Ted Gioia's 100 Best Albums of 2020. Consider making a resolution to hear lots of new music this year; I did last year and it went very well for me. Or maybe resolve to rehear all the old songs you once loved but haven't heard in ages. But keep music in your life.
Andrew Sullivan reviews a new book on the conservative tradition (NY Times)
Short piece on Alfred Ely Beach's plan for a pneumatic subway in New York, unveiled in 1867. And more at wikipedia. Since I never saw "Ghostbusters II" (who did?), I didn't know a fantasy version Beach's tunnel appears in the movie.
Interview with Dana Goia about the importance of Ray Bradbury, and science fiction generally, in US literary and pop culture.

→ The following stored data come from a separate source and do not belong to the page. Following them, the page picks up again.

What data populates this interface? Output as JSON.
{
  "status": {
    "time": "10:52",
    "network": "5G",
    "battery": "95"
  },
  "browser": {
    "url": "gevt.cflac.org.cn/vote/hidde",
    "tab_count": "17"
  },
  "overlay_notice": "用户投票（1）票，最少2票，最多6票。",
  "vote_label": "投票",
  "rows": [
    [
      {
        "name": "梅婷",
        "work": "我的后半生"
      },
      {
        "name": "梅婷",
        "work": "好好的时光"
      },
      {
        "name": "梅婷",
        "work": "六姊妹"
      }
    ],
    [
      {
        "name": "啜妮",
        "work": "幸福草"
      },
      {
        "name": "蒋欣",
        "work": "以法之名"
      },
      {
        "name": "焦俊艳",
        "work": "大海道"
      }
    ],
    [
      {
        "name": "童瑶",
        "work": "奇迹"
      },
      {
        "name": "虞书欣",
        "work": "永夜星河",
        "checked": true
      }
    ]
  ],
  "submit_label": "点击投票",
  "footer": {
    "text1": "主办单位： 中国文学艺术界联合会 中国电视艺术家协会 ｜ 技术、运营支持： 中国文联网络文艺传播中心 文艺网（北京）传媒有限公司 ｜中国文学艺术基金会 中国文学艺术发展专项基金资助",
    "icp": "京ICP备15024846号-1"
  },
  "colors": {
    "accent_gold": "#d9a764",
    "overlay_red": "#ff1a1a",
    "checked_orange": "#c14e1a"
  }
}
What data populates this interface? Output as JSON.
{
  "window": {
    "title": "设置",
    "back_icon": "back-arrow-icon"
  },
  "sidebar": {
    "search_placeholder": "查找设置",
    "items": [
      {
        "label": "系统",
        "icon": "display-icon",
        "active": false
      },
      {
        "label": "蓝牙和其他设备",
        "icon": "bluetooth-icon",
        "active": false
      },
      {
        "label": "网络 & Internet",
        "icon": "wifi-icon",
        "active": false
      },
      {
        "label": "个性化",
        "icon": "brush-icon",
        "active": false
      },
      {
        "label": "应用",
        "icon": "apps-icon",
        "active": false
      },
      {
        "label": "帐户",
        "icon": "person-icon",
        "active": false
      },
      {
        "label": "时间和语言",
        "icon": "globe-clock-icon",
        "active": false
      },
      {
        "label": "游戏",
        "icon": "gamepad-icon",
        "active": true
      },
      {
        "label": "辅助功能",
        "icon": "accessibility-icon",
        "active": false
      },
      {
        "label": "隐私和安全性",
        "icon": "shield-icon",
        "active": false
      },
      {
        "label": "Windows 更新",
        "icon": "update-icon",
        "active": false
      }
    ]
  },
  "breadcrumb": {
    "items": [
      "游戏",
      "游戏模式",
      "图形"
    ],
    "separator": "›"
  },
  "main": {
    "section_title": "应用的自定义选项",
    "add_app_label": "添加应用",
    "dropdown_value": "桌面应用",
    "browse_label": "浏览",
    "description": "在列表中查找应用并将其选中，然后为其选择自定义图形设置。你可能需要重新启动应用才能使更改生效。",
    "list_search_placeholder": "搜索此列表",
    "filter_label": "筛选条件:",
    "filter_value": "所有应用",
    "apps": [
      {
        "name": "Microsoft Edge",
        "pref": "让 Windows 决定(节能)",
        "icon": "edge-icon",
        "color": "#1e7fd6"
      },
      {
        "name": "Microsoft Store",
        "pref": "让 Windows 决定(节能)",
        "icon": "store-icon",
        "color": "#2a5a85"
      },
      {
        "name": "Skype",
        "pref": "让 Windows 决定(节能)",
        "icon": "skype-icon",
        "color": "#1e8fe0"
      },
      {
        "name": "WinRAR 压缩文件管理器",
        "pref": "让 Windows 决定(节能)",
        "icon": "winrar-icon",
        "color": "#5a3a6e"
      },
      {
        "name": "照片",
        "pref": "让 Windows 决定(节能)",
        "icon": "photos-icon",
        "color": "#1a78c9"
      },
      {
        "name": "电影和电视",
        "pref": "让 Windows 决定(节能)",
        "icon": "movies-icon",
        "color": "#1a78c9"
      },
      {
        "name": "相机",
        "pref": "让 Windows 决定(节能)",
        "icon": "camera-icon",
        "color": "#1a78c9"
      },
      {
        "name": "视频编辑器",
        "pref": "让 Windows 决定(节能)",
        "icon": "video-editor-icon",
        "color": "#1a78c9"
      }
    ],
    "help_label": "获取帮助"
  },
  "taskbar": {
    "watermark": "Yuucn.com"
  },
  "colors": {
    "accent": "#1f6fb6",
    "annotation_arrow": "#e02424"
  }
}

Of the 50 top-grossing movies before 1950, only one was sci-fi or fantasy; since then the figure is 47, or 94%. Goia thinks Bradbury created a new form of speculative fiction that helped drive this change.
Dry but informative article on why corporate diversity training doesn't work, with some thoughts on how to make it better.
In corporate America, the phrase of the year is "you're on mute."
A different take on why so many Germans supported Hitler: greed.
Drawings and reconstructions of Byzantine architecture by Antoine Helbert.
Great NY Times piece by Nancy Warnik about Walter Tevis, the novelist behind The Queen's Gambit, The Hustler, and The Man who Fell to Earth:
In a 1981 interview, Tevis said he’d realized in middle age that “life is worth living.” He hoped to write one book per year for the rest of his life. Just three years later, he died of lung cancer, at 56.